Die Kadscharen-Dynastie, 1786 an Persiens Spitze des Staates gelangt, benutzte ein klassisches Steuersystem des Orients, das
bereits im Osmanischen Reich seine negativen Auswirkungen auf die Landesbewohner gezeigt hatte.
Die Machthaber versteigerten die Regierungsposten an Meistbietende. Diese wiederum versteigerten
ihrerseits die untergeordneten Stellen bis hin zum letzten Steuer- und Zollaufseher. Jeder Funktionsinhaber war
durch die zeitliche Begrenztheit seines Amtes gezwungen, soviel wie möglich an Summen aus der
Bevölkerung heraus zu pressen. Die Auswirkungen bekamen vor allem die Bauern zu spüren.
Unterschiede in der Produktivität der Landwirtschaft zwischen dem wasserreicheren Norden und dem
an Wassermangel leidenden Süden verschärften die Situation.
Mit Beginn der dreißiger Jahre des 19. Jahrhunderts verschärfte sich die Lage der Bauern auf
besondere Art zusätzlich.

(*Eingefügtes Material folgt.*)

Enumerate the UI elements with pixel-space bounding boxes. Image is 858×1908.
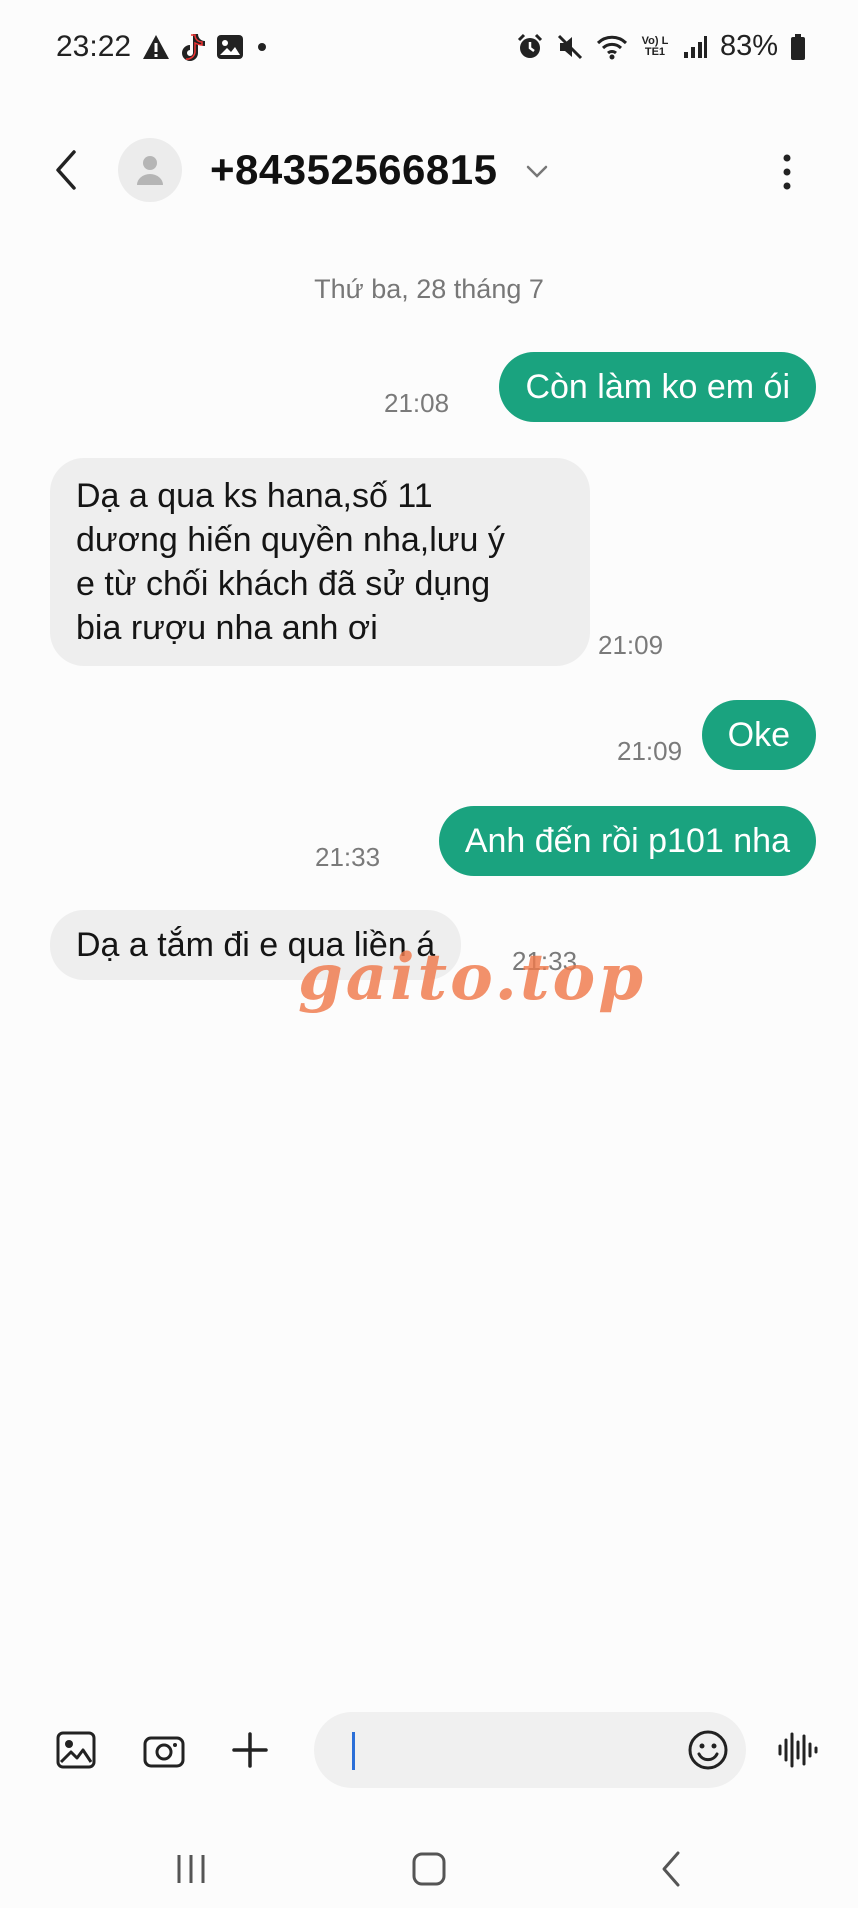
date-divider: Thứ ba, 28 tháng 7 <box>314 274 544 304</box>
contact-name[interactable]: +84352566815 <box>210 146 497 194</box>
attach-image-button[interactable] <box>52 1726 100 1774</box>
emoji-button[interactable] <box>686 1728 730 1772</box>
message-time: 21:09 <box>617 736 683 766</box>
status-time: 23:22 <box>56 30 132 63</box>
back-nav-icon <box>662 1851 680 1887</box>
image-icon <box>56 1731 96 1769</box>
back-nav-button[interactable] <box>646 1844 696 1894</box>
camera-button[interactable] <box>140 1726 188 1774</box>
add-attachment-button[interactable] <box>226 1726 274 1774</box>
recents-icon <box>177 1855 205 1883</box>
message-time: 21:08 <box>384 388 450 418</box>
camera-icon <box>143 1736 185 1768</box>
message-text: Oke <box>727 716 790 754</box>
person-icon <box>137 156 163 185</box>
more-vert-icon <box>783 154 791 190</box>
chevron-down-icon[interactable] <box>524 158 550 184</box>
battery-percent: 83% <box>719 30 778 62</box>
warning-icon <box>142 34 170 60</box>
text-caret <box>352 1732 355 1770</box>
wifi-icon <box>596 33 628 61</box>
message-text: Anh đến rồi p101 nha <box>464 822 790 860</box>
recents-button[interactable] <box>166 1844 216 1894</box>
message-outgoing[interactable]: Anh đến rồi p101 nha <box>438 806 816 876</box>
status-bar: 23:22 Vo) LTE1 83% <box>0 0 858 100</box>
message-outgoing[interactable]: Oke <box>701 700 816 770</box>
home-icon <box>412 1852 446 1886</box>
message-composer <box>0 1700 858 1800</box>
message-line: Dạ a qua ks hana,số 11 <box>76 477 433 515</box>
voice-icon <box>778 1732 818 1768</box>
voice-record-button[interactable] <box>774 1726 822 1774</box>
message-outgoing[interactable]: Còn làm ko em ói <box>499 352 816 422</box>
dot-icon <box>254 39 270 55</box>
conversation-header: +84352566815 <box>0 130 858 210</box>
message-line: dương hiến quyền nha,lưu ý <box>76 521 505 559</box>
navigation-bar <box>0 1830 858 1908</box>
volte-lte-icon: Vo) LTE1 <box>640 34 670 58</box>
gallery-icon <box>216 34 244 60</box>
status-left-icons <box>142 32 270 62</box>
message-line: e từ chối khách đã sử dụng <box>76 565 491 603</box>
contact-avatar[interactable] <box>118 138 182 202</box>
battery-icon <box>790 33 806 61</box>
message-text: Còn làm ko em ói <box>525 368 790 406</box>
home-button[interactable] <box>404 1844 454 1894</box>
back-button[interactable] <box>48 148 88 192</box>
signal-icon <box>682 34 708 60</box>
message-incoming[interactable]: Dạ a qua ks hana,số 11 dương hiến quyền … <box>50 458 590 666</box>
more-options-button[interactable] <box>772 150 802 194</box>
message-input[interactable] <box>314 1712 746 1788</box>
message-time: 21:33 <box>315 842 381 872</box>
emoji-icon <box>688 1730 728 1770</box>
status-right-icons: Vo) LTE1 83% <box>516 30 806 63</box>
plus-icon <box>232 1732 268 1768</box>
tiktok-icon <box>180 32 206 62</box>
back-arrow-icon <box>56 150 76 190</box>
mute-icon <box>556 33 584 61</box>
alarm-icon <box>516 33 544 61</box>
volte-label: Vo) LTE1 <box>641 34 669 58</box>
message-line: bia rượu nha anh ơi <box>76 609 378 647</box>
watermark: gaito.top <box>298 940 646 1015</box>
message-time: 21:09 <box>598 630 664 660</box>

Kaufleute und Grundbesitzer, die mit europäischen Ländern Handel trieben, fanden
zunehmend Interesse am massenhaften Anbau sehr spezieller Exportkulturen. Sie nutzten die
neuen Möglichkeiten, Boden zu erwerben und kauften
ehemalige Lehnsländereien als Privateigentum. Es entwickelte sich eine neue Schicht von Grundbesitzern, die
die Ausbeutung der Arbeit der Bauernschaft weiter voran trieb. Die Anwendung von Pachtzins führte zu
Abgaben in Höhen von zwei Drittel bis vier Fünftel des Ernteertrags.(L1)

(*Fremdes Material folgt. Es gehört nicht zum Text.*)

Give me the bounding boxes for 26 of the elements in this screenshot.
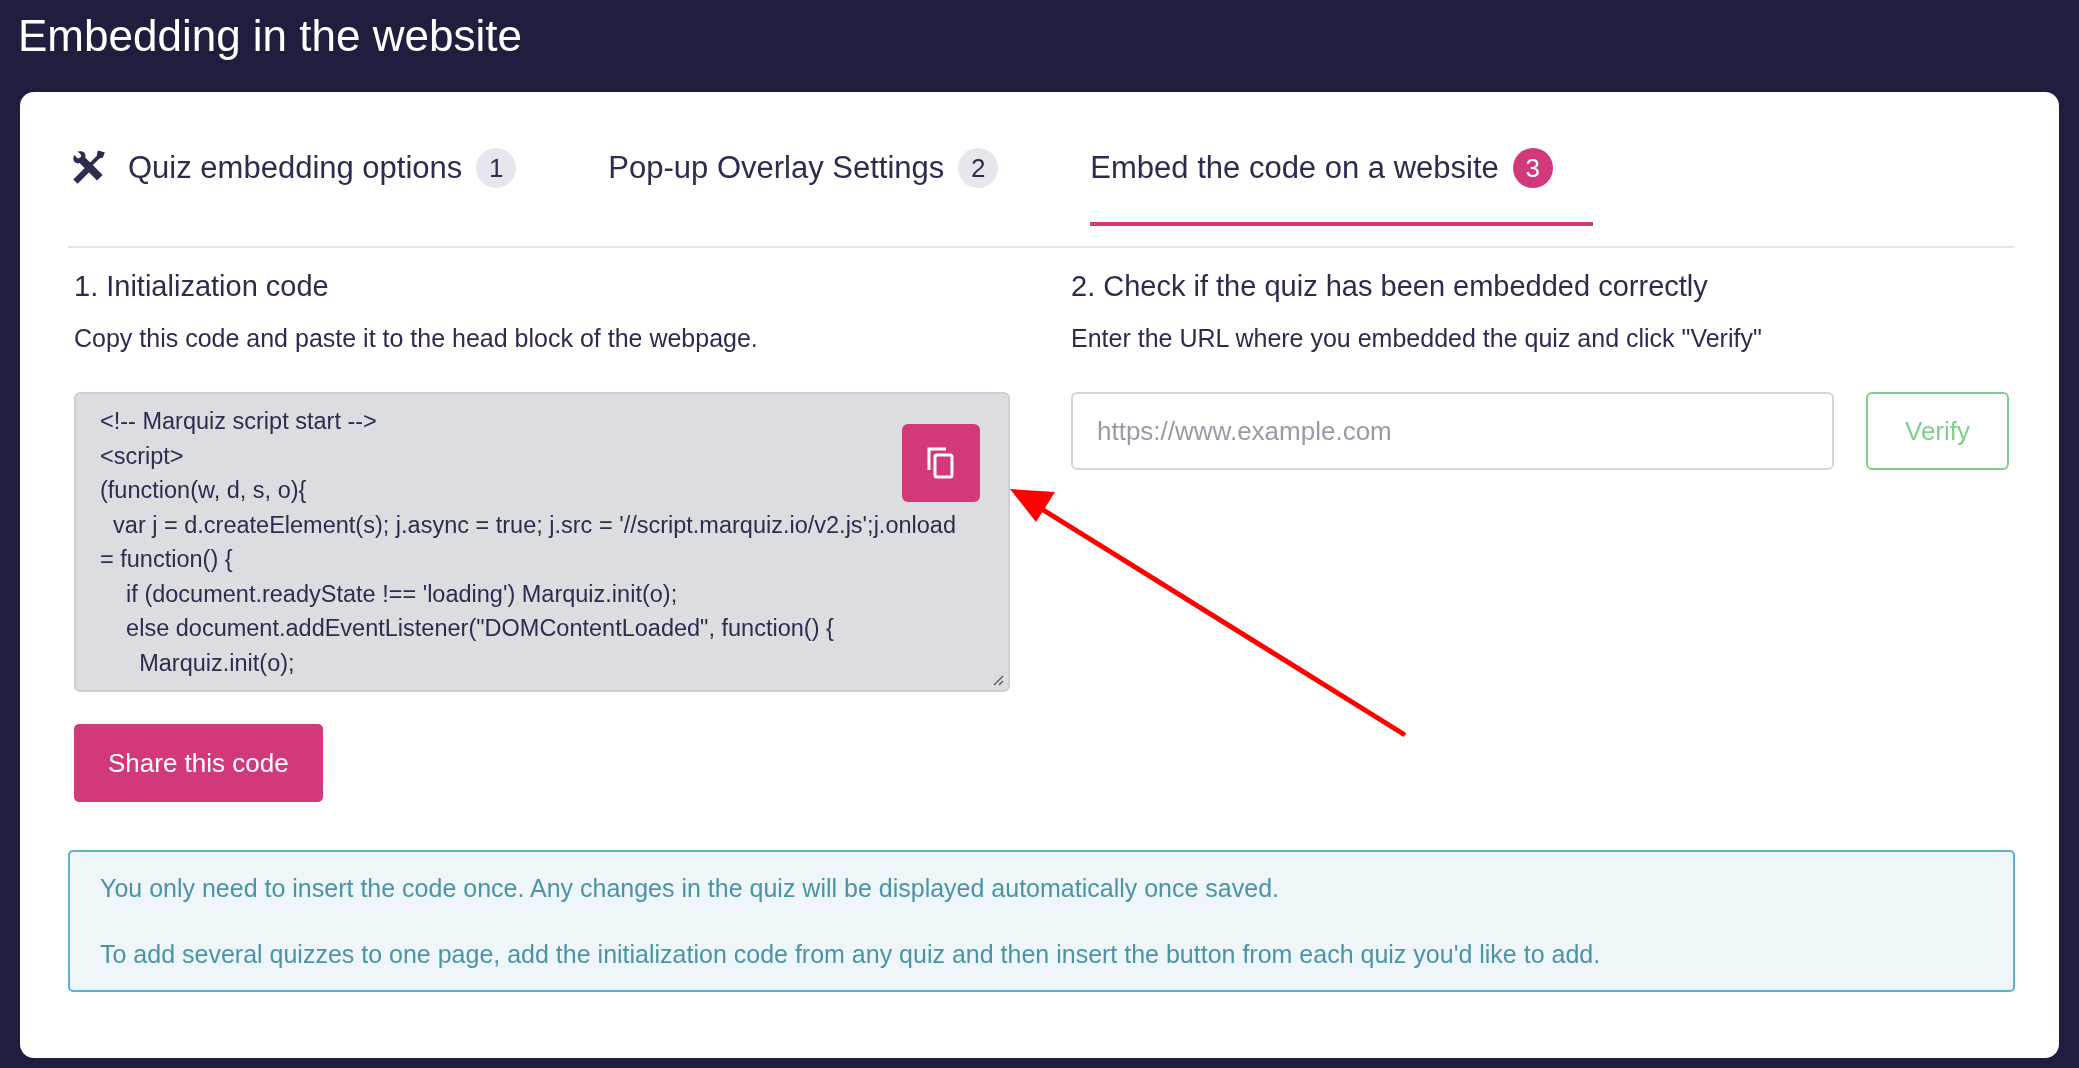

Anders als in Indien 130 Jahre zuvor standen die neuen Kolonialherren nicht mehr wartend vor den Grenzen,
sondern sicherten sich nach militärischen Niederlagen Persiens mit Verträgen direkten Einfluß auf das Land.
Um 1800 mußten die Kadscharen Georgien an Rußland abtreten, 1813 Teile Armeniens und Aserbaidschans.
1801 schickten die Engländer den Vertreter der Ostindien-Kompanie John Malcolm vor, um militärische Bündnisse
abzuschließen und Handelsprivilegien zu sichern. Das Bündnis richtet sich auch gegen französische Ambitionen.
Kriege gegen Rußland und zahlreiche Aufstände örtlicher Feudalherren gegen die Zentralgewalt
ruinierten das Land. Neu hinzu kam der Zustrom englischer Waren und das Eindringen britischen Kapitals.
Ein schleichender Niedergang persischen Handwerks begann.
Vorerst verhinderte die besondere Rivalität zwischen den Mächten Rußland und
Großbritannien eine direkte Besetzung Persiens. (F1)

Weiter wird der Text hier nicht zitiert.